Fontaine Global Growth Fund has returned 64 percent so far in 1996 by making an unconventional bet on oil and minerals.

“We are heavily postured toward emerging natural resource companies around the world,” said Richard Fontaine, head of Richard Fontaine Associates in Baltimore and manager of the $2 million global growth fund.

An almost 80 percent commitment to natural resources - including gold, copper, zinc, diamond and oil exploration companies - is an unusual bet for a global fund. This year, however, it’s pushed Fontaine’s fund to the top of the global fund heap, according to Lipper Analytical Services Inc.

Fontaine Global Growth, which was launched four years ago, has always had a bias toward natural resources, but Fontaine’s wager is particularly profitable this year.

Gold prices rose to $417 an ounce in early February, a five year high, before falling to $388 Friday. The price drop hasn’t dampened gold mining stocks, which have continued their to ascent all year. That’s helped the fund to return almost six times the average for the 160 global funds tracked by Lipper.

Crude oil prices also jumped earlier this year, shooting to five year highs above $25 a barrel during April. The price rise helped send oil stocks higher. Crude oil fell to $19.70 a barrel on the New York Mercantile Friday.

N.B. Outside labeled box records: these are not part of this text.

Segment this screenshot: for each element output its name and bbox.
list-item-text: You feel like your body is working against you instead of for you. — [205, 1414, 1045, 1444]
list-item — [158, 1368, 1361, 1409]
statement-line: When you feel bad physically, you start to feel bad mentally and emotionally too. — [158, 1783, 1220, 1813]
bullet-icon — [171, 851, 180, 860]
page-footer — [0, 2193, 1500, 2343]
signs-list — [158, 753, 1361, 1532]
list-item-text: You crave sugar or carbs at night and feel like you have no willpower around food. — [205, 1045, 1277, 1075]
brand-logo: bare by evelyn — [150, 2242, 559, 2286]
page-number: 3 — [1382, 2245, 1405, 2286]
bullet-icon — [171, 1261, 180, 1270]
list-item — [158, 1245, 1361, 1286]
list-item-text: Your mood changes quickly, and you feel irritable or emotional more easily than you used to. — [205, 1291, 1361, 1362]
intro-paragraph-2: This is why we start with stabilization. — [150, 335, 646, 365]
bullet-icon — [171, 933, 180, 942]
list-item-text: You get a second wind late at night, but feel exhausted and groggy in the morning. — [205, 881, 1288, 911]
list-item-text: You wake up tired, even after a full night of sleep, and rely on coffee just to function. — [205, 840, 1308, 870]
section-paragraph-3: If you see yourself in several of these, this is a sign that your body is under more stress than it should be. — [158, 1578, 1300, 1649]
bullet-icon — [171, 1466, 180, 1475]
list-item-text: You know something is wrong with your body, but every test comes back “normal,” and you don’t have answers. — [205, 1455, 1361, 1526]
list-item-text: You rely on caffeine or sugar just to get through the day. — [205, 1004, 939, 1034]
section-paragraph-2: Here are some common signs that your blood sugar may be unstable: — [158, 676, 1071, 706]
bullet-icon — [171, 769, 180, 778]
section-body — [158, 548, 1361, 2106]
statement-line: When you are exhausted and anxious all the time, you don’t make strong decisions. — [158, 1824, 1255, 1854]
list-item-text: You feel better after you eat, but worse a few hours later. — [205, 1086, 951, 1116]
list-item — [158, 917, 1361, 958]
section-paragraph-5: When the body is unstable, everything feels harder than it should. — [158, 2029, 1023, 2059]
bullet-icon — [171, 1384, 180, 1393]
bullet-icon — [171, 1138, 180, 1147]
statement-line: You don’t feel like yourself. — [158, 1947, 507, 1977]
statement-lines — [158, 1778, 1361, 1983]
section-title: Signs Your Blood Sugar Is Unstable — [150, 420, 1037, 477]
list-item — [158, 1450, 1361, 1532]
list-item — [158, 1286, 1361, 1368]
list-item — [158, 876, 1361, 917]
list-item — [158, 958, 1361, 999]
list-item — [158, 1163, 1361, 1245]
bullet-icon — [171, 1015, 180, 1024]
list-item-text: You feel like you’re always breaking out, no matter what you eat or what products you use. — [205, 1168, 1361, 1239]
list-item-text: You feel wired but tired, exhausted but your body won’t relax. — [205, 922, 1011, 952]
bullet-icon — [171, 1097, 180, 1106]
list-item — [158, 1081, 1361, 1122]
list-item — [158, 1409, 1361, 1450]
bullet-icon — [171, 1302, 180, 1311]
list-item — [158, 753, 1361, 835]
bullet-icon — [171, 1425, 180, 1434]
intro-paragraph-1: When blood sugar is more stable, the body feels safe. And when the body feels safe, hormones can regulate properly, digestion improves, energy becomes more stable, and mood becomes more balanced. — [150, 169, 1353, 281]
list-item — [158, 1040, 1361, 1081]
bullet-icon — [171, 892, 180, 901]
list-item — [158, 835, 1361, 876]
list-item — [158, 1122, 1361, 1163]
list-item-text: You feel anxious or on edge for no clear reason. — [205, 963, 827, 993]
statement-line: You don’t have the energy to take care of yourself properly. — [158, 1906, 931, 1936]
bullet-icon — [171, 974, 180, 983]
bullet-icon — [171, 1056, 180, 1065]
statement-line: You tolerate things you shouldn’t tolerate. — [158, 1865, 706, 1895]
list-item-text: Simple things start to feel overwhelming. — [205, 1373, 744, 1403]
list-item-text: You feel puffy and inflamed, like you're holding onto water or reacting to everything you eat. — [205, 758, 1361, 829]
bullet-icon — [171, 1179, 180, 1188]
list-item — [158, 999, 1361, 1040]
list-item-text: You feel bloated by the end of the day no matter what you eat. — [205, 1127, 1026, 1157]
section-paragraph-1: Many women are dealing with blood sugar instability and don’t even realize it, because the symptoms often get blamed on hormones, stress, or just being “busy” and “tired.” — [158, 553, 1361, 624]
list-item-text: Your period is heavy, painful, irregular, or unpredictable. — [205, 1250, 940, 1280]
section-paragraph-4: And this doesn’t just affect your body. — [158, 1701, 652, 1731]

Fontaine views the recent fall in oil and gold prices as short-term dips. The Federal Reserve was too lax when it cut interest rates three times since July 1995, he said, and we’ll pay for the cuts in higher prices.

Fontaine reckons that the U.S. rate of inflation could jump to between 4 percent and 5 percent in the next 12 months, and that will push interest rates on the benchmark 30-year Treasury bonds closer to 8 percent over next 12 months, from 6.95 percent today.

That’s a contrarian opinion.

Federal Reserve Bank President Thomas M. Hoenig said today the threat of accelerating inflation this year and next appears “unlikely.” He added that “price shocks” from recent surge in food and energy costs are temporary.

He’s also optimistic about oil stocks, as are other analysts. Fontaine has 10 percent of his portfolio in oil, including British Petroleum Co., Pennzoil Co., Exxon Corp., Mobil Corp. and Texaco Inc.